The FDA granted its full approval after examining results from the recent clinical trial, published in January in the New England Journal of Medicine. The trial included 1,795 patients with early Alzheimer’s disease, marked by mild cognitive impairment or mild dementia. The participants also had a confirmed presence of amyloid plaques.
Half of the patients received the treatment, and their cognitive decline was tracked over a period of 18 months and compared to the other half of the patients, who received a placebo. The treatment group’s cognitive decline was 27 percent slower relative to the placebo group.
However, the study revealed some potential side effects, including amyloid-related imaging abnormalities (ARIA), a temporary swelling in the brain that “usually resolves over time and may be accompanied by small spots of bleeding in or on the surface of the brain,” according to the FDA’s statement. But in rare cases, ARIA can be serious or even life-threatening.
Around 12.6 of trial patients who got the treatment developed brain swelling, and 17 percent experienced brain bleeds, but only 1.7 percent and 9 percent of those in the placebo group experienced brain swelling and brain bleeds, respectively, per NBC News. In an extended part of the drug’s main trial, three deaths were thought to be associated with the treatment, per the Washington Post.

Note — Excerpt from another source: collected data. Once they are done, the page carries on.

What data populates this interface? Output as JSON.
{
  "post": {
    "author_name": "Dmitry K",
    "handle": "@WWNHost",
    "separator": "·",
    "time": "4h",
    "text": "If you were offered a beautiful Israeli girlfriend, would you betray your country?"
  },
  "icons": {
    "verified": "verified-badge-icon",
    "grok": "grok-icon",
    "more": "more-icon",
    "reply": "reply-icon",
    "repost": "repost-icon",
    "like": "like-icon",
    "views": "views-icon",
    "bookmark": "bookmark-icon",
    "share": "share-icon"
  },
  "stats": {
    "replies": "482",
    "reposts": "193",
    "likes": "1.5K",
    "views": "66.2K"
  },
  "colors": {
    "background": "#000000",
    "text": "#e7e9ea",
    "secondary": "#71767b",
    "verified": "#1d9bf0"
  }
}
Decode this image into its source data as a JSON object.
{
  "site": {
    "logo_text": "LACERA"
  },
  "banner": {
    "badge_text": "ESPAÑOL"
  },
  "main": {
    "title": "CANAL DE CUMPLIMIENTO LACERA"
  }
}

“The risks are very vivid,” Jason Karlawish, a co-director of the University of Pennsylvania’s Penn Memory Center, says to the New York Times’ Pam Belluck. “Within the first few months, you may have small bleeds or swelling in your brain, which may or may not be symptomatic and if not detected in time can cause disability.”
“In contrast,” he adds to the Times, “the benefits of slowing are subtle.”
The measured 27 percent slowing of the disease’s progression wouldn’t be enough to be “noticeable” to a patient, Alberto Espay, a neurologist at the University of Cincinnati who started a petition against Leqembi’s full approval, tells NBC News. “The odds for brain swelling and hemorrhage are far higher than any actual improvement,” he says to the publication.
To lower the chance of negative effects, the FDA recommends patients get genetic testing to see whether they have two copies of an allele that increases the risk of developing Alzheimer’s, per the Washington Post. People with two copies of the genetic variant are at a higher risk of experiencing ARIA while taking Leqembi.
The FDA also notes that anti-blood clotting medications were tied to a greater number of brain hemorrhages for study participants taking Leqembi compared to the placebo. The agency adds that the treatment should only be given to people with mild cognitive impairment or mild dementia in an early stage of Alzheimer’s, as other stages of the disease were not included in the study.
The newly approved treatment could also be a financial burden to patients. Though Medicare will cover 80 percent of the drug’s annual $26,500 price tag, patients may still have to pay up to $6,600 per year. Total costs of treatment, including required brain scans, could cost $90,000 a year, before Medicare reimbursements, per the New York Times.
Still, the drug is poised to provide significant benefits to patients by extending the time they can live at or near their full abilities, some say.
“This treatment, while not a cure, gives people in the early stages of Alzheimer’s disease more time to maintain their independence and do the things they love,” Joanne Pike, president and CEO of the Alzheimer’s Association, says in a statement, per CNN’s Meg Tirrell, Nadia Kounang and Tami Luhby.